Nicolas Sarkozy s’est rendu hier à Bruxelles pour faire valoir « sans tabou » ses « convictions » concernant l’Europe. Le problème est qu’on ne sait toujours pas quelles sont ses convictions. Si tant est qu’il en ait eu un jour...
Sur le plan institutionnel, « le traité simplifié, c’est la seule solution », a-t-il répété, sans préciser ce qu’il entendait par là. Sa « priorité » est que le sommet des 21 et 22 juin soit un succès, « et ce sera un succès si les 27 se retrouvent sur un traité simplifié, avec peu d’articles ». Lesquels ? On ne sait toujours pas. Mais il semble bien que ce traité garde de la Constitution européenne la présidence stable, le ministre des Affaires étrangères, et bien entendu l’extension du domaine du vote à la majorité qualifiée, et même sa généralisation, au-delà de ce que prévoyait la Constitution. S ’il s’agit de cela, c’est pire que la Constitution rejetée par référendum.
Concernant la Turquie , Nicolas Sarkozy a martelé qu’il était toujours opposé à l’entrée de ce pays dans l’Union européenne, mais, a-t-il ajouté, « je ne vois pas l’utilité de poser cette question alors qu’elle ne se pose pas maintenant ». Or cela est un très clair appui au processus d’intégration de la Turquie , puisque trois nouveaux chapitres de négociations doivent s’ouvrir dans un mois. Si la question ne se pose pas maintenant, elle ne se posera jamais.
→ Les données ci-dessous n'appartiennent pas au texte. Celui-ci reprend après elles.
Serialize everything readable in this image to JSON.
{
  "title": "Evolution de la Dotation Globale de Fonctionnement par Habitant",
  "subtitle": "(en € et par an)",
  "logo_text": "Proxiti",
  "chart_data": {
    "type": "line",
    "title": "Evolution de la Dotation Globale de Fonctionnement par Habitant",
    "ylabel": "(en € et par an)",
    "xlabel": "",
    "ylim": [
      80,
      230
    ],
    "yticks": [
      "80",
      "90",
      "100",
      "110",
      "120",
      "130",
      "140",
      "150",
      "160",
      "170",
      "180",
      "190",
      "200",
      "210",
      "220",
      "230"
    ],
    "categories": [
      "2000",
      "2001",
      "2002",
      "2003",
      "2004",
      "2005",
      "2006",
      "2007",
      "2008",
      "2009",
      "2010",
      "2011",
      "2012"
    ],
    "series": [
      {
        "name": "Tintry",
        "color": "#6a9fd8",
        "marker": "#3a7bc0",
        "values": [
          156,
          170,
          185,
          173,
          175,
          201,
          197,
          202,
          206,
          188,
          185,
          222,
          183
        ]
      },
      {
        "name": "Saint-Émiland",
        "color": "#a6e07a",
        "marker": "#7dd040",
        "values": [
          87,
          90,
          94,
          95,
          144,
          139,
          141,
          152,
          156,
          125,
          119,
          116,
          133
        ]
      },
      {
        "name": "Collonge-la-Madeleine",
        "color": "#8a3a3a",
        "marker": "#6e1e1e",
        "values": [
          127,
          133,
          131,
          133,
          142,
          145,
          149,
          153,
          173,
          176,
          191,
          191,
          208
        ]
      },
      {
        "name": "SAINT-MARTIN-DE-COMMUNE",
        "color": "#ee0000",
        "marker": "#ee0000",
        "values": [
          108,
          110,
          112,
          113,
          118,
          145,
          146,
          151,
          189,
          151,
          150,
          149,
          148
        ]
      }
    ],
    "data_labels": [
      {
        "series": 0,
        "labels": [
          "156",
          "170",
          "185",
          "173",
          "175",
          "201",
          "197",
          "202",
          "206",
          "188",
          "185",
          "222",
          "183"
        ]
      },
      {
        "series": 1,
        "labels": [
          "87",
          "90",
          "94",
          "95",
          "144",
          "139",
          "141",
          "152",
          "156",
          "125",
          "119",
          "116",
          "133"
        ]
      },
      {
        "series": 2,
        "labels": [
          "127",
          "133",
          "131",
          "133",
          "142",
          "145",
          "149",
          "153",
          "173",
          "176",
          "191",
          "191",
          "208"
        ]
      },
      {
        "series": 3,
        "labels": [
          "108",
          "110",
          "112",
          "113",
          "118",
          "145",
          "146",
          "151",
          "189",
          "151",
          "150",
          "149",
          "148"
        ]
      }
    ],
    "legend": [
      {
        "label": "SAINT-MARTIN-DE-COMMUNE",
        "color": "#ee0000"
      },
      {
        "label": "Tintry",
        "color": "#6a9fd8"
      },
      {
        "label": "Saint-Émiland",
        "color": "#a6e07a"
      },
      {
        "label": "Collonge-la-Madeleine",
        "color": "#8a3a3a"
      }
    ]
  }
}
Dans sa conférence de presse sur les législatives, ce matin, Jean-Marie Le Pen a rebondi sur ces déclarations en en faisant l’illustration de la question qu’il pose aux Français : « Est-ce que vous êtes sûr que Sarkozy va appliquer les idées pour lesquelles il a été élu ? ». La réponse est évidemment non, et Sarkozy vient de le prouver. Il veut faire conserver l’essentiel de la Constitution européenne en passant outre la volonté du peuple souverain, par un vote au Parlement, en sachant que 95 % des parlementaires étaient favorables à ce texte alors que 55 % des Français ont dit non, ce qui est une véritable forfaiture. Cela signifie qu’il ne pourra pas maîtriser l’immigration puisque les frontières sont supprimées, qu’il ne pourra pas baisser la pression fiscale puisque cela ferait passer le déficit budgétaire au-dessus des sacro-saints 3 %, qu’il ne pourra pas protéger la France du dumping international puisqu’il ne remet pas en cause la liberté de circulation...
Quant à la Turquie , ajoute Jean-Marie Le Pen, la question doit être mise en perspective avec la volonté de Sarkozy d’une généralisation du vote à la majorité qualifiée. Comme une large majorité de gouvernements européens sont favorables à l’adhésion de la Turquie , Sarkozy s’abritera derrière le vote majoritaire pour ne pas endosser la responsabilité de cette adhésion. « Le cynisme atteint ici un degré paroxystique. »
Si l’on ajoute à cela la photographie officielle du Président, où pour la première fois figure le drapeau européen, et l’ouverture à gauche, à des européistes socialistes, il est clair que les électeurs FN qui ont voté Sarkozy pour éviter le retour de la gauche au pouvoir, ou parce qu’ils croyaient que Sarkozy avait plus de chances que Le Pen d’arriver au pouvoir pour appliquer le même programme, vont devoir voter pour les candidats FN aux législatives. « Parce que le FN n’a pas eu ces idées pendant deux mois comme Sarkozy, mais les a depuis 30 ans. » Et qu’il faut des députés FN pour rappeler à Sarkozy ses engagements nationaux qu’il a déjà oubliés.